The transition from communism to capitalism has been very difficult for many Eastern European states. Some of the states have been much more successful in their economic and political transitions than other states. While the process of democratic transition was widely studied in the 1990s, few scholars have examined the effect that generational change would have on the postcommunist states. A new generation is starting to come to power that never experienced communism, causing a tension with the previous generation. This tension between generations presents a very difficult dilemma for postcommunist states as they continue the process of transformation. This book examines generational difference and their effects on political change in postcommunist states.

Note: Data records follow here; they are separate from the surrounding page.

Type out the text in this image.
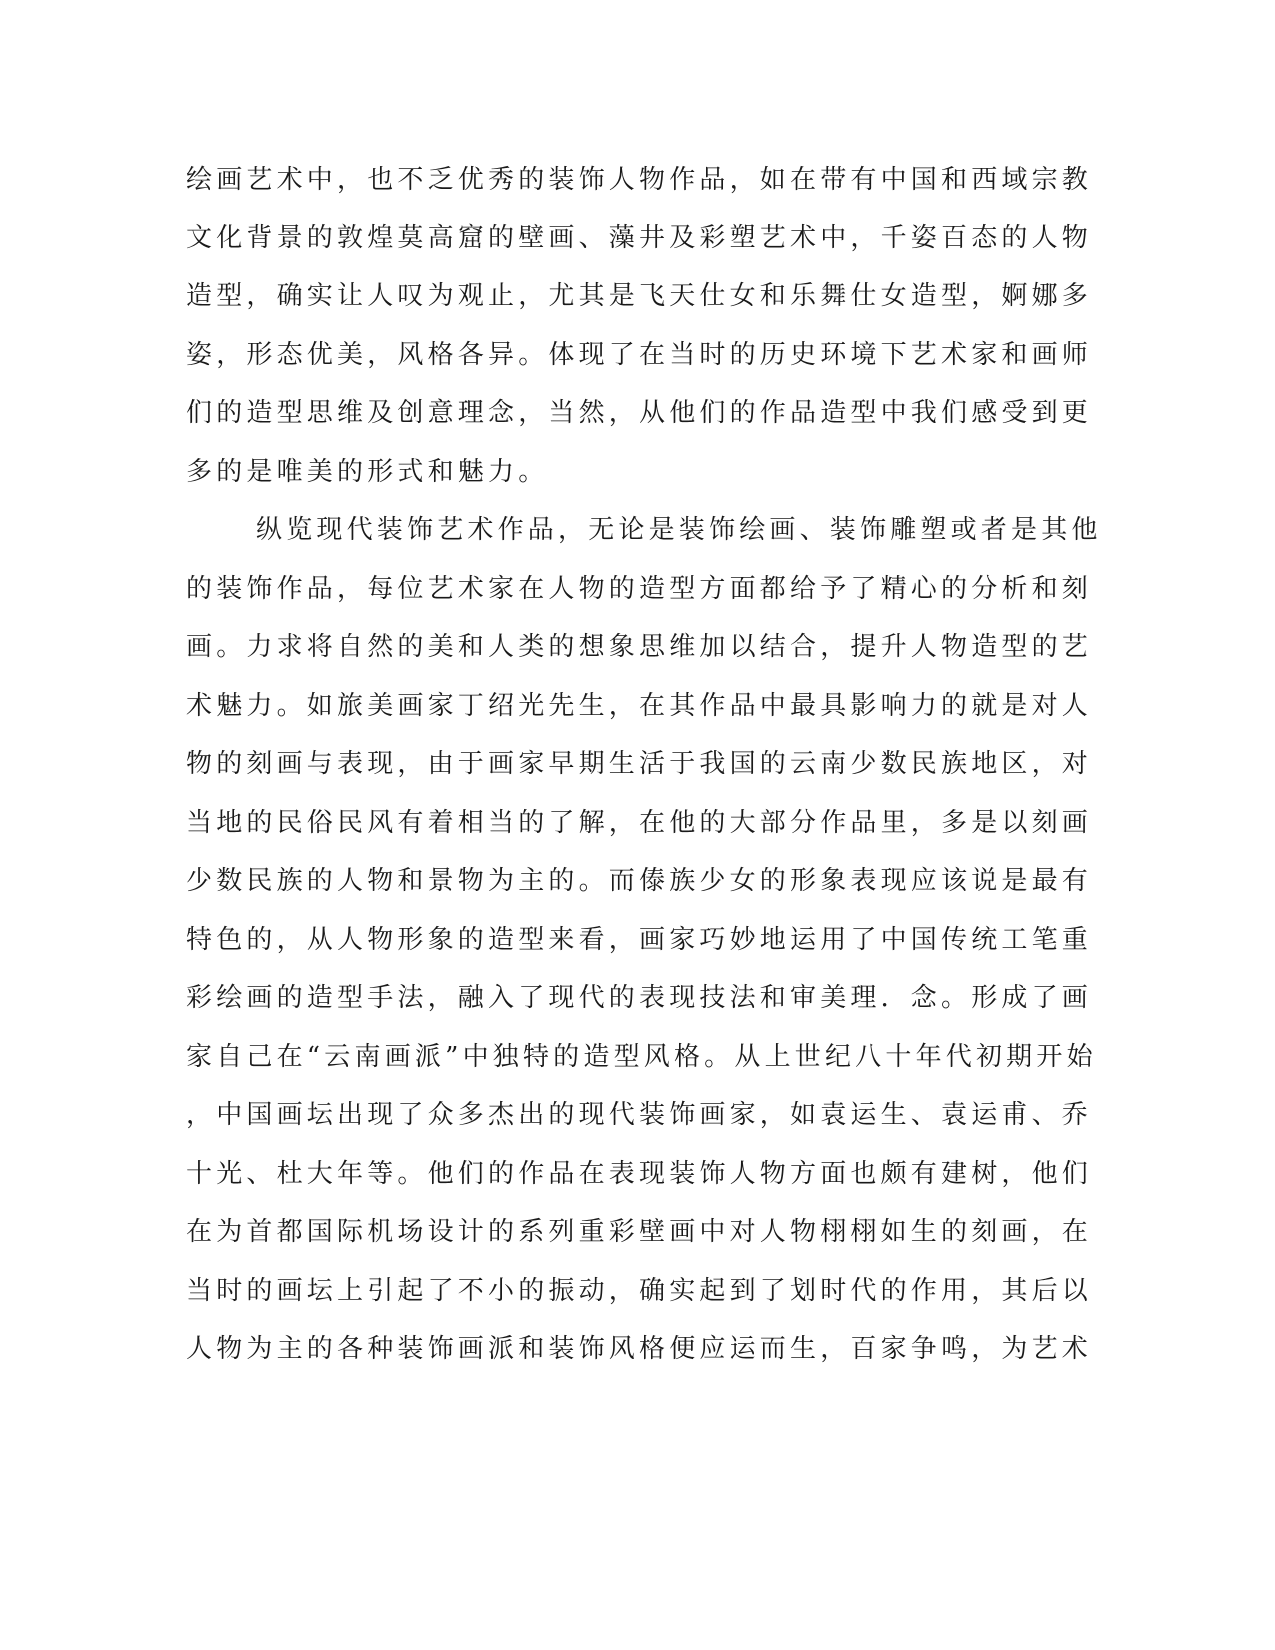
绘画艺术中，也不乏优秀的装饰人物作品，如在带有中国和西域宗教
文化背景的敦煌莫高窟的壁画、藻井及彩塑艺术中，千姿百态的人物
造型，确实让人叹为观止，尤其是飞天仕女和乐舞仕女造型，婀娜多
姿，形态优美，风格各异。体现了在当时的历史环境下艺术家和画师
们的造型思维及创意理念，当然，从他们的作品造型中我们感受到更
多的是唯美的形式和魅力。
纵览现代装饰艺术作品，无论是装饰绘画、装饰雕塑或者是其他
的装饰作品，每位艺术家在人物的造型方面都给予了精心的分析和刻
画。力求将自然的美和人类的想象思维加以结合，提升人物造型的艺
术魅力。如旅美画家丁绍光先生，在其作品中最具影响力的就是对人
物的刻画与表现，由于画家早期生活于我国的云南少数民族地区，对
当地的民俗民风有着相当的了解，在他的大部分作品里，多是以刻画
少数民族的人物和景物为主的。而傣族少女的形象表现应该说是最有
特色的，从人物形象的造型来看，画家巧妙地运用了中国传统工笔重
彩绘画的造型手法，融入了现代的表现技法和审美理．念。形成了画
家自己在“云南画派”中独特的造型风格。从上世纪八十年代初期开始
，中国画坛出现了众多杰出的现代装饰画家，如袁运生、袁运甫、乔
十光、杜大年等。他们的作品在表现装饰人物方面也颇有建树，他们
在为首都国际机场设计的系列重彩壁画中对人物栩栩如生的刻画，在
当时的画坛上引起了不小的振动，确实起到了划时代的作用，其后以
人物为主的各种装饰画派和装饰风格便应运而生，百家争鸣，为艺术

This is an extremely important topic, and this book should be required reading for all political scientists who study political transition.
Michael O. Slobodchikoff
Series Editor
Lexington Russian, Eurasian and Eastern European Politics Book Series
When we first started to discuss this project in 2007 we had very little idea how poignant our research will become ten years later. We were graduate students at the University of Pittsburgh. Ekaterina, a native of Russian Federation, and Lena, a native of Ukraine, both pursued our PhDs and worked at the European Union Center of Excellence at the University Center for International Studies. At the time our curiosity was matched by our idealism and optimism. The study of democratization, market economic relations, European integration, and nationalism attracted us both due to, in many respects, as we later admitted to each other, our experiences with the post-Soviet transition of the 1990s.

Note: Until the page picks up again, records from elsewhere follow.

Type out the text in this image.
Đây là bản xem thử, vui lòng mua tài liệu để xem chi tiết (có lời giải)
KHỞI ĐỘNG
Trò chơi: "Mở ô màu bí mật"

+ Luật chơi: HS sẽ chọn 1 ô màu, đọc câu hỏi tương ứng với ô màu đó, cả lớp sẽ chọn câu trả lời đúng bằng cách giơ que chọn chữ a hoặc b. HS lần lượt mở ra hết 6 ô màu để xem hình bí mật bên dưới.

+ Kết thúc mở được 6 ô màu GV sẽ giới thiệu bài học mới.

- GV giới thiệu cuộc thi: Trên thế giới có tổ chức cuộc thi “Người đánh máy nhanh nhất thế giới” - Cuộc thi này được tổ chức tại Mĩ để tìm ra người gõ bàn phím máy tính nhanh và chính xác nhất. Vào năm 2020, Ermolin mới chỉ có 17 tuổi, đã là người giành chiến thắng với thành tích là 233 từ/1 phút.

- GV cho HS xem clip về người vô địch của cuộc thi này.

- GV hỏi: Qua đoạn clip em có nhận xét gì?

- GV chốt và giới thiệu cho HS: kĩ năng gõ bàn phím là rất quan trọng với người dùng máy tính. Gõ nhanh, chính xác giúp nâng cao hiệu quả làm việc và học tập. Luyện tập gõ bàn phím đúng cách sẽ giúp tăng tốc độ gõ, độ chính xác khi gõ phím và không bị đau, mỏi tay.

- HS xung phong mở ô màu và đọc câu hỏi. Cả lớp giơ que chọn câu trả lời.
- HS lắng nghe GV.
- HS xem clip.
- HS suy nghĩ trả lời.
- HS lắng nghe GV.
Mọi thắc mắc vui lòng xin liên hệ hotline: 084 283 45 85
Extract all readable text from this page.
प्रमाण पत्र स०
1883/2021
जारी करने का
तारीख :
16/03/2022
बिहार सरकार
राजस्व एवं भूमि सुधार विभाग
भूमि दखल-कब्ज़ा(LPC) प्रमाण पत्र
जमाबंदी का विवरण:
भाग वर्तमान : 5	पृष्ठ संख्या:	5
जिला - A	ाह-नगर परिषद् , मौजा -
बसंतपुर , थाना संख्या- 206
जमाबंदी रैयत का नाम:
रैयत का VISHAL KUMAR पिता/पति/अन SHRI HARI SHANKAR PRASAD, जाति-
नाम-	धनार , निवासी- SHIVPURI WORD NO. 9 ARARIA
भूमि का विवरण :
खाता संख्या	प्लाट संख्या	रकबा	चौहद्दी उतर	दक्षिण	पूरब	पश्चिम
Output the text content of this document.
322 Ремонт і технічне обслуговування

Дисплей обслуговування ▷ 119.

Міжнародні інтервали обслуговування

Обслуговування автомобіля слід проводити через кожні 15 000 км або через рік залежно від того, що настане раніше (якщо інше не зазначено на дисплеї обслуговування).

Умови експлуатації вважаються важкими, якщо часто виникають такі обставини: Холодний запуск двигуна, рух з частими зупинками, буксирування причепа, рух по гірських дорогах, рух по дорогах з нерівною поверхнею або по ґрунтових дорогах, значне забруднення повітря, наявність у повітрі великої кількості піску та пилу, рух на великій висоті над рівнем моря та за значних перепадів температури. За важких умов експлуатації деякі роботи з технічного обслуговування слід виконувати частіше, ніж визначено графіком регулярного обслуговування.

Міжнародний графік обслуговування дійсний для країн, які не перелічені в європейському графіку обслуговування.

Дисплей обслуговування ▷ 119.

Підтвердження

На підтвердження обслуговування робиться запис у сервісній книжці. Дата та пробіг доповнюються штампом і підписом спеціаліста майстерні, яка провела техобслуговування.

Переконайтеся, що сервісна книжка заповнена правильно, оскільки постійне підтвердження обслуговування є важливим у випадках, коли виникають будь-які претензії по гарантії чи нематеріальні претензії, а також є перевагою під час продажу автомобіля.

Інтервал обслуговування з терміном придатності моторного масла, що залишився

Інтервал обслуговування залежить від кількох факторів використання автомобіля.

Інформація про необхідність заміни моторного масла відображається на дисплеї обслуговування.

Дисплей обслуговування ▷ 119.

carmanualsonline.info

While we shared a common language and arguably had very similar childhood experiences, we were acutely aware of the different impacts that the post-Soviet transition left on our home countries. Yet, we also realized that our generation both profited and was shaped by the process of economic and political transition. While we saw firsthand the physical and psychological effects that the aftermath of the regime collapse left on the people of older generations, we felt that our experience with the transition, which coincided with the formative decade of our lives, left a profound impact on our worldviews, which differed from our parents and grandparents. More of us had a chance to travel abroad. We had chewing gum and jeans readily available to us. We consumed more Western culture than was good for us, according to our elders. We profited from expanding globalization in telecommunication technology, and more of us were fluently multilingual. Thus, we set out to seek empirical validation to our claim that the postcommunist generation stood apart from the previous generation.

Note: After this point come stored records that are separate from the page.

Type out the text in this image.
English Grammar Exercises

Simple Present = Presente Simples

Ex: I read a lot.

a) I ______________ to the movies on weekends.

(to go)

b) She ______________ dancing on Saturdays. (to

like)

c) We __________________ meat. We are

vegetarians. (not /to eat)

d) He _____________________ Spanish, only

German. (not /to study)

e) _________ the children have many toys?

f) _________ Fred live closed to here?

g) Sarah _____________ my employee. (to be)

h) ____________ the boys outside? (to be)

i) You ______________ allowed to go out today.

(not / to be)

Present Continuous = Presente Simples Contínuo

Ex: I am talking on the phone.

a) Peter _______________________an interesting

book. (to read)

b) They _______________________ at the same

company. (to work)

Among the casual conversations of scholars of postcommunist transition, one can frequently hear a suggestion, if not an assertion, that failures or shortcomings of political democratic transition in the former Soviet Union had much to do with the lack in democratic values and experiences among the leadership and the population. To put it more scientifically, the post-Soviet political culture did not allow for democratic consolidation. The only hope of a solution to this problem would be if the new post-Soviet generation can grow up to manifest the democratic values and contribute to the consolidation of the democratic transition which started in the 1990s. The political activism and the so-called colored revolutions of the 2000s seem to validate this point, as more members of the post-Soviet generation across the post-Soviet space asserted their right to, and desire to, break with Soviet style leadership and old structures. Unfortunately, the revolutions did not seem to produce the desired or even intended effects. Yet, they seem to have laid the path for a future manifestation of political unrest spearheaded by this younger generation.